Even as Kliger rose through the publishing ranks, he was involved with the museum, first as a board member in 2009. When the past president left in 2019, the board asked Kliger to step in on an interim basis as president and CEO. The now 77-year-old executive has been there ever since.
Shortly after arriving, he oversaw the opening of the 2019 exhibit, “Auschwitz: Not Long Ago, Not Far Away” which ran until 2021 and steered the museum through the pandemic. Attendance is rebounding, although still not quite to pre-pandemic levels. He is happy to note that the majority of visitors today are not Jewish.
He says it is important that the museum occupies the site on Battery Place overlooking Ellis Island and the Statue of Liberty.
“New York is the city where most Jews came when they first arrived in America,” he said. “and many of their descendants still live in the greater metropolitan area.” Kliger has two grown children and lives with his wife, Amy, in Manhattan.
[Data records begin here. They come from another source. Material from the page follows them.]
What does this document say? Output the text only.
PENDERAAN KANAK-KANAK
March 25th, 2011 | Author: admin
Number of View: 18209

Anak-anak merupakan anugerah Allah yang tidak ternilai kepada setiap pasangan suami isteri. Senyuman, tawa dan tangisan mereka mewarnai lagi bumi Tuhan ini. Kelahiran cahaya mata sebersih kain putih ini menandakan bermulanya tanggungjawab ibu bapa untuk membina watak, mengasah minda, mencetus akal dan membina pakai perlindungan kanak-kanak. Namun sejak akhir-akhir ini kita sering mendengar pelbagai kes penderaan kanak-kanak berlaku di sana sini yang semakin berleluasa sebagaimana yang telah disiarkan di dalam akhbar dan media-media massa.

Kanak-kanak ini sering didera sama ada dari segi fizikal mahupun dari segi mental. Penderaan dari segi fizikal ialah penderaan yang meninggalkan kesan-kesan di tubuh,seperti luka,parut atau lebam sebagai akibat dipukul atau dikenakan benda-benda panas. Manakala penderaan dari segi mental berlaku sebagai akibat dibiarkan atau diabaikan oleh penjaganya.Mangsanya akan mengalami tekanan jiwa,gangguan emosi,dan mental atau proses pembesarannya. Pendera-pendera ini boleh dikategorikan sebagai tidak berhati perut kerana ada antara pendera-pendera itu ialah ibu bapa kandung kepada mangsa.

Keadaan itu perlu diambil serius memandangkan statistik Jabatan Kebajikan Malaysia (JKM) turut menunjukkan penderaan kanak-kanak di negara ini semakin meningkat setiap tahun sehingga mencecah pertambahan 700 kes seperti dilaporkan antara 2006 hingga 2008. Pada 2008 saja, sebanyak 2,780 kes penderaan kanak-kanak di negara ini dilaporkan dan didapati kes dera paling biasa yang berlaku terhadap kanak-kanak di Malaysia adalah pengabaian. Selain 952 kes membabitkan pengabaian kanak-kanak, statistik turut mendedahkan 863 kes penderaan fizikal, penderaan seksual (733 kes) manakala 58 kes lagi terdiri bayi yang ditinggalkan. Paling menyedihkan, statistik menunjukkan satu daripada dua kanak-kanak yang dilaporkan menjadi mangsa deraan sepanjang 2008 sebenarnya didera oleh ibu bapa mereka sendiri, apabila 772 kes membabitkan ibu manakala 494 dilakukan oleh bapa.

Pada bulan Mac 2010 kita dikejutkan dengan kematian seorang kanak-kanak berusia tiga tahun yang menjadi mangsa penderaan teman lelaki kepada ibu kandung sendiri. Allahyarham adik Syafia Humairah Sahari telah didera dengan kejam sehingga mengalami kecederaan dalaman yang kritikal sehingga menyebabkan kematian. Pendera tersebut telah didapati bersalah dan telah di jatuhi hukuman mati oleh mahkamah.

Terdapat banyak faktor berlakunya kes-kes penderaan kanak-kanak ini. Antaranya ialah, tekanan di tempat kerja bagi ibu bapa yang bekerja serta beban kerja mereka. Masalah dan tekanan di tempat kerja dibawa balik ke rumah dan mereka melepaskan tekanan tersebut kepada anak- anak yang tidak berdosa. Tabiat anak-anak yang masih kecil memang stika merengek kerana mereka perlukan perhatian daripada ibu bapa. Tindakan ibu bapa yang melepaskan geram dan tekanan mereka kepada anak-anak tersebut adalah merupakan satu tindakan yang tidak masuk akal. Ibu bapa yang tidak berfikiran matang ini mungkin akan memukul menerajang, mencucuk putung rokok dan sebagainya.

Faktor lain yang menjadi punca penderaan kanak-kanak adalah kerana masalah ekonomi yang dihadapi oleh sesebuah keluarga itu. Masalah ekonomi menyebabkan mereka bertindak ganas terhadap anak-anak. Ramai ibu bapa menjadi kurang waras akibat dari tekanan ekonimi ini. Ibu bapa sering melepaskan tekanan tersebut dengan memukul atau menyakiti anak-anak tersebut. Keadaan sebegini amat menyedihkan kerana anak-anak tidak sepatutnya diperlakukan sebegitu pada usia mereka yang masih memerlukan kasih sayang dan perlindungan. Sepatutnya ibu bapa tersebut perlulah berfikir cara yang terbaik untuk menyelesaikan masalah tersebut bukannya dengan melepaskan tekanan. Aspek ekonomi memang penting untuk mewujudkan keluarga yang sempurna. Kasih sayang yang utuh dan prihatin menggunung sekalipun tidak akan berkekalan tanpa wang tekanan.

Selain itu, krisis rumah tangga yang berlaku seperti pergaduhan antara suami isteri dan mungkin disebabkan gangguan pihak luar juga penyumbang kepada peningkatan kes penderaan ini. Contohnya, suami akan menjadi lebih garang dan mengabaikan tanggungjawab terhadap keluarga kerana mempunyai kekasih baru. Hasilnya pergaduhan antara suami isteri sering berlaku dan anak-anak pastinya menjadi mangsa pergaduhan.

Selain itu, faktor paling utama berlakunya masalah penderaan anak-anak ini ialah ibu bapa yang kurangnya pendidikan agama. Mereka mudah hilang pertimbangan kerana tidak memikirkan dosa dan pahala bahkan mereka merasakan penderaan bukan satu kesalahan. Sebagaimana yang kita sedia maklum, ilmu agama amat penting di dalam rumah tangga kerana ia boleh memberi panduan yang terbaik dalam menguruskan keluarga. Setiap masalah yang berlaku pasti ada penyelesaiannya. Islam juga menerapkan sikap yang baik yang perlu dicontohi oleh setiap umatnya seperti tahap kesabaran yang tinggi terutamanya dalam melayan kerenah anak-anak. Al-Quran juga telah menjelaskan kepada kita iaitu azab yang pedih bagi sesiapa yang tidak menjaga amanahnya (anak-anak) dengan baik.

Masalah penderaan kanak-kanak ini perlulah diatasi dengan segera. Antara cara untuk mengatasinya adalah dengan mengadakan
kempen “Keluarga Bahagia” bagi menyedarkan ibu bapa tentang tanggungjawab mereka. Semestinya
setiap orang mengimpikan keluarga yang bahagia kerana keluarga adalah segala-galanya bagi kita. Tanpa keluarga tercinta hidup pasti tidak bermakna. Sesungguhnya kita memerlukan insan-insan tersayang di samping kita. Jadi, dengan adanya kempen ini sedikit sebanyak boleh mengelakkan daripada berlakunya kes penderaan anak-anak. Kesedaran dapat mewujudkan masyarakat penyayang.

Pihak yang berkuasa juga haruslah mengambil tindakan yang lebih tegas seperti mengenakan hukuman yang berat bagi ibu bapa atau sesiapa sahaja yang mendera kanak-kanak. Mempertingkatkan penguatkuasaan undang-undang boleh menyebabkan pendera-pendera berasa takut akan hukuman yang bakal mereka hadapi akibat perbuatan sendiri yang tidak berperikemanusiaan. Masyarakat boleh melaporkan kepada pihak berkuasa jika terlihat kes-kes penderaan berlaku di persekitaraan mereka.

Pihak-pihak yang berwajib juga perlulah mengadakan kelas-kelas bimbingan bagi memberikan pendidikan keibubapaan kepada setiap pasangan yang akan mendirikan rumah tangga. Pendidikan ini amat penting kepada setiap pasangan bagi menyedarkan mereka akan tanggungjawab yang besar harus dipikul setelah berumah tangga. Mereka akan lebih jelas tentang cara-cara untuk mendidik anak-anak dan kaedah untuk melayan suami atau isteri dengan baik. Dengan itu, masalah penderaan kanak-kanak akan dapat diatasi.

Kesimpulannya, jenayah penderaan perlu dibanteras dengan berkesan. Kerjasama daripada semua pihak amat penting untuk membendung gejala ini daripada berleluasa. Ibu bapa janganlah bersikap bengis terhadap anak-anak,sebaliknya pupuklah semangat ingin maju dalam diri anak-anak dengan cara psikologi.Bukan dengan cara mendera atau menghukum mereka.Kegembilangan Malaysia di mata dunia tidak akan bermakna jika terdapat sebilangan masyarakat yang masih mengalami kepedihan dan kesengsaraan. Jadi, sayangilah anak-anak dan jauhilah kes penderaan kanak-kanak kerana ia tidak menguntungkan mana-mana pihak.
The job has long since ceased being interim, and he is not planning a retirement anytime soon. “I expect to be here for a few more years,” he said.
In addition to his work with the museum, Kliger is also on the board of directors for the Circle of Generosity, which awards funds to those in need, asking only that the recipient return the favor by giving back at some point–much as Kliger has done his entire life.